Seldom has a book left me with such conflicting opinions of its quality as has David Grossman’s To the End of the Land. The basic premise of the book is a relatively simple one: an Israeli woman whose son volunteers to take part in a major military operation decides to disappear until it is all over. Ora, the young soldier’s mother, has convinced herself that if she cannot be found for a notification of his death, he will remain safe. So, rather than going on the extended hike she had planned to take with her son, Ora makes the same walk with the boy’s father.
At almost 600 pages, To the End of the Land is long enough for the reader to change his opinion of the book more than once, and that is exactly what happened to me. First, I was almost undone by the set-up to the book’s main plot, some 120 pages or so during which not much seemed to be happening and I was finding it difficult to like, or even identify with, any of the book’s characters. Second, came the heart of the book, during which Ora and Avram (the estranged father of her soldier son) walked for miles in isolated sections of northern Israel while Ora told Avram about the things he missed by never knowing his son. These approximately 450 pages, as the two main characters chat about their past and the son they have in common, make for compelling reading. Third, comes the book’s ending, one I found to be particularly unsatisfying considering the number of pages it took me to get there.

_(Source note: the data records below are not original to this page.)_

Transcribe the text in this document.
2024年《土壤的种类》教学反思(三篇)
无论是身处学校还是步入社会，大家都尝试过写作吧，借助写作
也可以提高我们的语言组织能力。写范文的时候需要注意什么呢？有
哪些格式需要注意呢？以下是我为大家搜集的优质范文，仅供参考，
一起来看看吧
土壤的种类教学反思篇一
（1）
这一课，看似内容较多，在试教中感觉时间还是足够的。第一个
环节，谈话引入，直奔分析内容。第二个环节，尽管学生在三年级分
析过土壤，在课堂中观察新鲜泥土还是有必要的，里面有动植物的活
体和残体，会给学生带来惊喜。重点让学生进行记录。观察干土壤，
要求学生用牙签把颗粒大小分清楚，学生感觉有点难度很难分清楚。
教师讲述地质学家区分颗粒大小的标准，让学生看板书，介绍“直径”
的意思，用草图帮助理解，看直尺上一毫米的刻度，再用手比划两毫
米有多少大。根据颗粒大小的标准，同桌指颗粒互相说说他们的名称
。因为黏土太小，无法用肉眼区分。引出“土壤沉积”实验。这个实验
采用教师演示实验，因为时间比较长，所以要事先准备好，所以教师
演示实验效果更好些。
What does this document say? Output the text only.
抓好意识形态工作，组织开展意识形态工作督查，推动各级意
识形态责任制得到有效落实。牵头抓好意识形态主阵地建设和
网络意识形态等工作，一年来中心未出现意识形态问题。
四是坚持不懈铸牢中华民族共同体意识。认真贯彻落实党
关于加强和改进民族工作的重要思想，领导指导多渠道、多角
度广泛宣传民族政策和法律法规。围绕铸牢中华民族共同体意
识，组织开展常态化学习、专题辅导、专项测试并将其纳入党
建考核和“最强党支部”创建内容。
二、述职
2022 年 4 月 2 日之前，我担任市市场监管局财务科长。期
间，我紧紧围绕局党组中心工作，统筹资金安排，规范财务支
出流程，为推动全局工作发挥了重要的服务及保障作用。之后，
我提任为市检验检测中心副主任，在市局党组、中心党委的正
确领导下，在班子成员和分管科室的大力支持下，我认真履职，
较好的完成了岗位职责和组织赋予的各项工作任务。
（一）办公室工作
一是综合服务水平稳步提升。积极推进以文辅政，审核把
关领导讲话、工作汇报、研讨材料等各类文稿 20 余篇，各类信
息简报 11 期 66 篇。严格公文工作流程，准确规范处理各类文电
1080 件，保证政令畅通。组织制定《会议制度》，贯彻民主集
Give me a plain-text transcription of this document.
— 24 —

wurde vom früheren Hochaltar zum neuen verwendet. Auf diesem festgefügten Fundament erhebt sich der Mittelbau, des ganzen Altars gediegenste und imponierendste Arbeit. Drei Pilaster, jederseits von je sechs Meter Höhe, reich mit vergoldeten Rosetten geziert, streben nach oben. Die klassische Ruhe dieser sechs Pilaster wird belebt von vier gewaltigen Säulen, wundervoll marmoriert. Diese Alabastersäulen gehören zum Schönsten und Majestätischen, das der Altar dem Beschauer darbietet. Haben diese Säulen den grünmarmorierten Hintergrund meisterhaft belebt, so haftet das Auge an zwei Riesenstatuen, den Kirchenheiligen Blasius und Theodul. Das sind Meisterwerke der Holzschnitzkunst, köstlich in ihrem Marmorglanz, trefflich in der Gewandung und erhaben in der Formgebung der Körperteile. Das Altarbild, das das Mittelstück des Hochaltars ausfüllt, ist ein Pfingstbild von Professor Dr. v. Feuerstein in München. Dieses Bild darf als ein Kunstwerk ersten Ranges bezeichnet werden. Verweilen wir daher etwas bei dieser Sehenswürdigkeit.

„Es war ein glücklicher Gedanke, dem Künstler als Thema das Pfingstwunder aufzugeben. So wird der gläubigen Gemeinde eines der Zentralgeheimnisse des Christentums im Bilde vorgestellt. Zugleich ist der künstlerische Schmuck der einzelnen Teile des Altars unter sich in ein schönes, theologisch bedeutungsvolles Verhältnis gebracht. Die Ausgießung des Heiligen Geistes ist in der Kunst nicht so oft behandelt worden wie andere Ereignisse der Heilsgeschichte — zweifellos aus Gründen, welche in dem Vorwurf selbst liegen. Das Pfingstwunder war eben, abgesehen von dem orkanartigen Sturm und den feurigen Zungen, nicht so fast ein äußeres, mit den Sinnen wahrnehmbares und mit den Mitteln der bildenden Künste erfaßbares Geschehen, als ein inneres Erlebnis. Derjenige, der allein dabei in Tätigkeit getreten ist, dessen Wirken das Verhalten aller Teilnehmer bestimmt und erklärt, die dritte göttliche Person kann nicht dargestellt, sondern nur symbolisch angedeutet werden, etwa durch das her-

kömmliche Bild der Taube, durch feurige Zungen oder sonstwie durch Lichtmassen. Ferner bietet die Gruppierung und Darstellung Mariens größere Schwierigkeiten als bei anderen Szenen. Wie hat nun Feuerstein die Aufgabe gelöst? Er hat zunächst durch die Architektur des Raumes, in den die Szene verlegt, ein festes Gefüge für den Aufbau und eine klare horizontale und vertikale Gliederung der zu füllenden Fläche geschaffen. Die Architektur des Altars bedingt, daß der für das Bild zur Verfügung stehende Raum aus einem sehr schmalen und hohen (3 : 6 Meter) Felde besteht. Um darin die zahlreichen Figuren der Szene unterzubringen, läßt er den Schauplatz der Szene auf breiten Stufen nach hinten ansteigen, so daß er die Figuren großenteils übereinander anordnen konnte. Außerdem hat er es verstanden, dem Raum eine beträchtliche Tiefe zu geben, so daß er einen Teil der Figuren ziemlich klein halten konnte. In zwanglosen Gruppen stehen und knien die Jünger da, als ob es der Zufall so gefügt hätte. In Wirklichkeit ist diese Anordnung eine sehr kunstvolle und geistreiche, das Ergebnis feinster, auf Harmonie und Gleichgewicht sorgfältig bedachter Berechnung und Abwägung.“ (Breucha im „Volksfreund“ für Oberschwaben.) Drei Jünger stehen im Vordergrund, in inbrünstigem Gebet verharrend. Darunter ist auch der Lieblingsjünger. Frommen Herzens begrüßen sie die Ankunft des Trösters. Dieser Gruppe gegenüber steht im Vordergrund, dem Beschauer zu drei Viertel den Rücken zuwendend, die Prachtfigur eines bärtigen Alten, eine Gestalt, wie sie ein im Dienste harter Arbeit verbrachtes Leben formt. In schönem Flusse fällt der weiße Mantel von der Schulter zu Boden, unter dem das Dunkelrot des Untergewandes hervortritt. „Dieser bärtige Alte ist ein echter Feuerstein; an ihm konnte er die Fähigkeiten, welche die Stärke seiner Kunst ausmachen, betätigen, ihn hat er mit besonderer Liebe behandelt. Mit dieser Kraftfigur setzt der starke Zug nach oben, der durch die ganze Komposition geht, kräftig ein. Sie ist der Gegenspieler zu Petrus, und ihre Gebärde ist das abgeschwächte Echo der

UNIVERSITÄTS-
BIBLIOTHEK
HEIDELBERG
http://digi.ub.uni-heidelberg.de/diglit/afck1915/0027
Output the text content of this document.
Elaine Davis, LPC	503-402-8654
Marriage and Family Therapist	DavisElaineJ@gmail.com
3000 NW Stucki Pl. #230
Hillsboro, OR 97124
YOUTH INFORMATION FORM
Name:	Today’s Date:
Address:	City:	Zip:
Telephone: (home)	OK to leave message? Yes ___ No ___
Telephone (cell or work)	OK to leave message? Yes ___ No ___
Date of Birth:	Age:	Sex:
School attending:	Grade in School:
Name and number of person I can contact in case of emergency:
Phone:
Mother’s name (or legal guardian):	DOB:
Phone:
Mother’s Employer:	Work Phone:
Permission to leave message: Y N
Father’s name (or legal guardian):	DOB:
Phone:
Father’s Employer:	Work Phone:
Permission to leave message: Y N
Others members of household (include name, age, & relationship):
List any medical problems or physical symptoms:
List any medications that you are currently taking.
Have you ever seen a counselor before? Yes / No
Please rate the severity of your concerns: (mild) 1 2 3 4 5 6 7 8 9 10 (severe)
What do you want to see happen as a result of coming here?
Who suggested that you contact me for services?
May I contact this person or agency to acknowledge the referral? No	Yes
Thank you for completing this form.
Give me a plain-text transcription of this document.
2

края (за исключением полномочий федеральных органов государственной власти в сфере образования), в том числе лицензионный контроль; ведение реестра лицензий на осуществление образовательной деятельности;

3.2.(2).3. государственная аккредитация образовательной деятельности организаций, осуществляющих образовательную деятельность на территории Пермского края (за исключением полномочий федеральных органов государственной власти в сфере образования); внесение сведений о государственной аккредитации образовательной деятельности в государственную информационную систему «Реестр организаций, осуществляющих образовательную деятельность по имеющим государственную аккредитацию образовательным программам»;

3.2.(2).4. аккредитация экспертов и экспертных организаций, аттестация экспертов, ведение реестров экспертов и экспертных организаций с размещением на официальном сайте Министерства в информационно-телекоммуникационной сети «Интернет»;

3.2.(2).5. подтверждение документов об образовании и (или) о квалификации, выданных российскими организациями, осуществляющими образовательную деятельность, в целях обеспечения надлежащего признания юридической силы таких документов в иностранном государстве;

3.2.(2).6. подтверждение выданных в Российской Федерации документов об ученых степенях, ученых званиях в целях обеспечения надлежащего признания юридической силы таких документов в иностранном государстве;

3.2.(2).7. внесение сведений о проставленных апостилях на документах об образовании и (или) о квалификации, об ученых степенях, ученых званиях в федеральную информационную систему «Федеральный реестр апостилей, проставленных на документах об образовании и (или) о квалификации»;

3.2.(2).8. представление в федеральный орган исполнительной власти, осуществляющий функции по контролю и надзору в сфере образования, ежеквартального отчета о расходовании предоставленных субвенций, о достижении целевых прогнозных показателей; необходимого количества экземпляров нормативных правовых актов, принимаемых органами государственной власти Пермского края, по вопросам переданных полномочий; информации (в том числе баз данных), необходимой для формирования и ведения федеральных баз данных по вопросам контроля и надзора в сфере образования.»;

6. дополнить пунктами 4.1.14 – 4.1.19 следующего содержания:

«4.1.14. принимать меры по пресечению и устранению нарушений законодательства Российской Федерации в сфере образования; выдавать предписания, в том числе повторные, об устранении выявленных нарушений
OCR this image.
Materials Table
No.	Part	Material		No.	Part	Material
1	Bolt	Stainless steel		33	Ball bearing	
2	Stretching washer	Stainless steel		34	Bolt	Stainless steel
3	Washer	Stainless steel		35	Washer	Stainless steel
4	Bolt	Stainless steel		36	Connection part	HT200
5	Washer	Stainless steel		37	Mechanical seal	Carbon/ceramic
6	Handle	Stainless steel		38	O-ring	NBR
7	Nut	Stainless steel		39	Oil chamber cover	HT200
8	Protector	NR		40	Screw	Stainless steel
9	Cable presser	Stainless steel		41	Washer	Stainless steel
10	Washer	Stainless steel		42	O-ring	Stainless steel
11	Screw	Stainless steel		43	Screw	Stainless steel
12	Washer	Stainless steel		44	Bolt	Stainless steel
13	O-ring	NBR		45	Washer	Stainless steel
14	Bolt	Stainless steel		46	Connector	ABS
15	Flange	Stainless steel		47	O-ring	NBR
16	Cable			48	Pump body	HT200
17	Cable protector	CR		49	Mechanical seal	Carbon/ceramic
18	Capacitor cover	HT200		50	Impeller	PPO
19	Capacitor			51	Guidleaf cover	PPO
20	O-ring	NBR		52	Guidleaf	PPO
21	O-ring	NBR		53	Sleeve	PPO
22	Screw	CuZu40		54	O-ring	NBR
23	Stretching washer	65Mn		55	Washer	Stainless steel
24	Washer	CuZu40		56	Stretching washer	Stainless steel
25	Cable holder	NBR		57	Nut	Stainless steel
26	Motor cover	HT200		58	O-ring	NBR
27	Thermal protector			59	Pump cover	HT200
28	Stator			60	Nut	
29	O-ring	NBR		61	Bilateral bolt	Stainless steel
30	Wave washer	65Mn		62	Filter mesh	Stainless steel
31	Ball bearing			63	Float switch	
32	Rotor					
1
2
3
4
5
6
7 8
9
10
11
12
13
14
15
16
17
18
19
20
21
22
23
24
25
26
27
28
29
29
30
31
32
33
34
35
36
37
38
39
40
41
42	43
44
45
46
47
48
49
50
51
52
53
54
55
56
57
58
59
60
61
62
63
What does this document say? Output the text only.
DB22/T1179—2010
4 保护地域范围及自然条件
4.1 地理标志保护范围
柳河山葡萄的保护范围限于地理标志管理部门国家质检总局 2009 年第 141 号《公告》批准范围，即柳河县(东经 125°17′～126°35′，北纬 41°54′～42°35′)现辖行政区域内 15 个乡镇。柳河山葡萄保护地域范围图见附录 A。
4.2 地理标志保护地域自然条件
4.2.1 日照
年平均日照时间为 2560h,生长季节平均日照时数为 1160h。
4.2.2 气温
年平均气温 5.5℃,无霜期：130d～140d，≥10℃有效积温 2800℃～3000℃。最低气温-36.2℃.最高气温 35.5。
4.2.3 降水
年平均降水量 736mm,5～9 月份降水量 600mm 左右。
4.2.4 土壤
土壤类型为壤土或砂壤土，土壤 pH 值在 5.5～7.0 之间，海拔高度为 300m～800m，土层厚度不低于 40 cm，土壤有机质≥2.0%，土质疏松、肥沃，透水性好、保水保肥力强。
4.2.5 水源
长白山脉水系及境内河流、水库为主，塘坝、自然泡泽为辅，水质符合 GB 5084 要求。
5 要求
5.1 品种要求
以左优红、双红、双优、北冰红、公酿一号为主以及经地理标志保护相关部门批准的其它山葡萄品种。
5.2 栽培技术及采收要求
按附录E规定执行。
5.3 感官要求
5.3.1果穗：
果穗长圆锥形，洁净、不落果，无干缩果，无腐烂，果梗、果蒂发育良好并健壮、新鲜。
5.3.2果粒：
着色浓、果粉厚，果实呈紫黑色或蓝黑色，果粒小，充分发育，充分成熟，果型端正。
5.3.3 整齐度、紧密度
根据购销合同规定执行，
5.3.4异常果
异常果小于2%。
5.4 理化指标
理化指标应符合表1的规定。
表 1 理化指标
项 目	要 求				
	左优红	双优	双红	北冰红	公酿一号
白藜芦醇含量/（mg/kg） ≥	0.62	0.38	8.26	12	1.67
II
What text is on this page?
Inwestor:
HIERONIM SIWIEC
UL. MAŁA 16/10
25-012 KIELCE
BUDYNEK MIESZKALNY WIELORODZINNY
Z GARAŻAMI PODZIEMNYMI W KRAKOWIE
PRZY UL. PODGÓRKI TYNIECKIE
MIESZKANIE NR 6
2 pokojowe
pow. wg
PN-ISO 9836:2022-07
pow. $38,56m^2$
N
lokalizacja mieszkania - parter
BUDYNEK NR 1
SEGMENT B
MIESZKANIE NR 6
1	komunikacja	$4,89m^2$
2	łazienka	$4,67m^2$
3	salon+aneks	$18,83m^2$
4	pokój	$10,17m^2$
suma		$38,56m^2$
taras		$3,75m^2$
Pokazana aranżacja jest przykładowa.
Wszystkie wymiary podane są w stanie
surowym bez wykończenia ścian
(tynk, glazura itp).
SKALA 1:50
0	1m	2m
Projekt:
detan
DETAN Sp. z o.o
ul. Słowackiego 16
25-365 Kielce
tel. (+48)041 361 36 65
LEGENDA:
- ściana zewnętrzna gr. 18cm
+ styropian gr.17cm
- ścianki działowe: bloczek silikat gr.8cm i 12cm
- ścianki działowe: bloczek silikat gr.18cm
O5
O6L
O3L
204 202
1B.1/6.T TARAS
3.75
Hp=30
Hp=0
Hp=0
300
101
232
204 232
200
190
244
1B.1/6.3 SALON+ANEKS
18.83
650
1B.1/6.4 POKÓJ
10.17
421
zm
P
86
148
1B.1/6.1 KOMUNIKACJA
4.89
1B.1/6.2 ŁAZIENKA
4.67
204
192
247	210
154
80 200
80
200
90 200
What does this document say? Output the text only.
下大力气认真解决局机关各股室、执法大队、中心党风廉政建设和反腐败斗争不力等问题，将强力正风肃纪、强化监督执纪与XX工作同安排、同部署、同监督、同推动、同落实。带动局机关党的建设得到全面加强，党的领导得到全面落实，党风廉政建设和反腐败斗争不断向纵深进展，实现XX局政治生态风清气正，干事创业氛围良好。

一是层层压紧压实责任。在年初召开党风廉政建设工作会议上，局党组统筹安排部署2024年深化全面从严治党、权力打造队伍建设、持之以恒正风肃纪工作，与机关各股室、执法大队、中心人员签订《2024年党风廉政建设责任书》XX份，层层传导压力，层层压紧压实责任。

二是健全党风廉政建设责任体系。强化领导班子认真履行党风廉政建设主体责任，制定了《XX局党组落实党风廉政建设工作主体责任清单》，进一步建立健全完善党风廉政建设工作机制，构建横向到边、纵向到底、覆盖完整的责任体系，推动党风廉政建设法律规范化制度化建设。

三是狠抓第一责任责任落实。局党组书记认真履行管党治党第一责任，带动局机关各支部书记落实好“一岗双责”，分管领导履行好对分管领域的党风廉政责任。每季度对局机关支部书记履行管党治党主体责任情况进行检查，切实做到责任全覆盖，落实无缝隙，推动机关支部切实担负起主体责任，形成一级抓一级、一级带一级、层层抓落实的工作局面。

This is not a perfect novel (as if there is such a thing) but I will remember it for a long time – not so much for its plotline, but because it gave me a feel for what it is like to live in a country where the threat of sudden death is always around. It is the burden of Israel’s young people to protect their country from those so determined to destroy it, but the parents who must live with the terror of seeing their children march to war so regularly pay a high price of their own. I come away from To the End of the Land with an increased respect for Israel and her people and a belief that this is an important novel.